Second, the peace forged here is what Augustine would call a pax temporalis — a temporal peace, good as far as it goes, but not the true peace (pax vera) that is the fruit of justice and charity ordered toward God (City of God XIX.13). Antiochus's oath is sworn under political compulsion, not moral conversion. Catholic social teaching, following Augustine and Aquinas, insists that durable peace requires more than the cessation of hostilities; it requires the ordering of wills to the common good and ultimately to God (CCC 2304–2306; Gaudium et Spes 78).
Third, the figure of Lysias as a skilled rhetorician raises a perennial question in Catholic moral theology about the use of persuasion. St. Thomas Aquinas distinguishes legitimate persuasion (moving the will through true reasons) from manipulation (Summa Theologiae II-II, q. 111). Lysias's motives are mixed, but his action averts violence — a reminder that Providence can work through imperfect instruments.
Finally, the sworn acknowledgment of Jewish rights anticipates Catholic teaching on religious liberty and the dignity of conscience (Dignitatis Humanae 2–3): even a pagan king, under pressure, recognizes that coerced worship is incoherent and counterproductive.

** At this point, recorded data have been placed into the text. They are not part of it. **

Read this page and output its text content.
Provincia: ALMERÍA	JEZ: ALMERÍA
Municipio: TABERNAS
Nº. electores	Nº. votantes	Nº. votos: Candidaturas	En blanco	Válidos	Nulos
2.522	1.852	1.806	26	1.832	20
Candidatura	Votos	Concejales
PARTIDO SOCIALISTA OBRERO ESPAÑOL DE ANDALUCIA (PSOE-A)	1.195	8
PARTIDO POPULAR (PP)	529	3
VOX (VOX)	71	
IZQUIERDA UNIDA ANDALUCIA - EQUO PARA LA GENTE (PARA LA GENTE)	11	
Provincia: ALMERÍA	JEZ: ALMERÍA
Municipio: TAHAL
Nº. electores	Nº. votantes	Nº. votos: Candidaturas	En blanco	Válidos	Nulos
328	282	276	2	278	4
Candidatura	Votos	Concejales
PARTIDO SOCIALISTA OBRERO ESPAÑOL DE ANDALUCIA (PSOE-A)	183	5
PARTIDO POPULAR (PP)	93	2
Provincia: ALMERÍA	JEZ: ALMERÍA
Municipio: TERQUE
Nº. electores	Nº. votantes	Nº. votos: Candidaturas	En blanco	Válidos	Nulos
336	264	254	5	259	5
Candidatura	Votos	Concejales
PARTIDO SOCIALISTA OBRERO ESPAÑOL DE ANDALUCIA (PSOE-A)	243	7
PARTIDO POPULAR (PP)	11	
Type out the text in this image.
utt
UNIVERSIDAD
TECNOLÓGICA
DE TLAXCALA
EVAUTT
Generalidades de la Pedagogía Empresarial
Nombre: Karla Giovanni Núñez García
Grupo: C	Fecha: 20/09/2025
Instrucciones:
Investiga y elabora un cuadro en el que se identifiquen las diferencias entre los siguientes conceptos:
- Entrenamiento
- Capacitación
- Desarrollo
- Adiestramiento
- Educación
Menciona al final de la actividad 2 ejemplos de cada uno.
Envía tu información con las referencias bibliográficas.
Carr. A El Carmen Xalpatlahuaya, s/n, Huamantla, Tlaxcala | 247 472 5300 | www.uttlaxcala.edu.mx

For contemporary Catholics, this passage speaks with pointed clarity to the experience of living in societies where religious freedom is contingent, politically negotiated, and perpetually contested — never simply guaranteed. Like the men of Ptolemais whose hostility persisted beneath the treaty's surface, cultural antipathy to the faith does not disappear when legal protections are in place. The passage warns against complacency when rights are formally acknowledged: vigilance, community solidarity, and continued witness are still required.
More personally, the contrast between Antiochus's pragmatic reversal and genuine conversion invites an examination of conscience: Do I pursue peace with God and neighbor only when circumstances compel me, or from the deeper freedom of a will ordered to the good? The cascade of verbs describing the king's concessions — all external, none interior — is a mirror for the kind of half-hearted religious observance that goes through the motions without the heart's transformation. True Catholic peace-making, by contrast, flows from conversion, not calculation. Lysias's example also offers a more modest lesson: legitimate diplomacy, careful speech, and the willingness to defend an agreement that protects the vulnerable are genuinely valuable — even heroic — forms of civic service.
Typological and Spiritual Senses On the allegorical level, the sanctuary's survival despite the most powerful empire of the age points forward to the indestructibility of the Church. The king's compelled reverence for "the place" (ton topon) — a term the author uses with deliberate weight — anticipates the theological conviction that God's dwelling cannot ultimately be profaned. On the moral level, the passage is a meditation on the difference between true peace (pax vera) rooted in justice and truth, and merely instrumental truces. Lysias's persuasion of the Ptolemaisians, however technically successful, does not convert hearts; it manages a situation.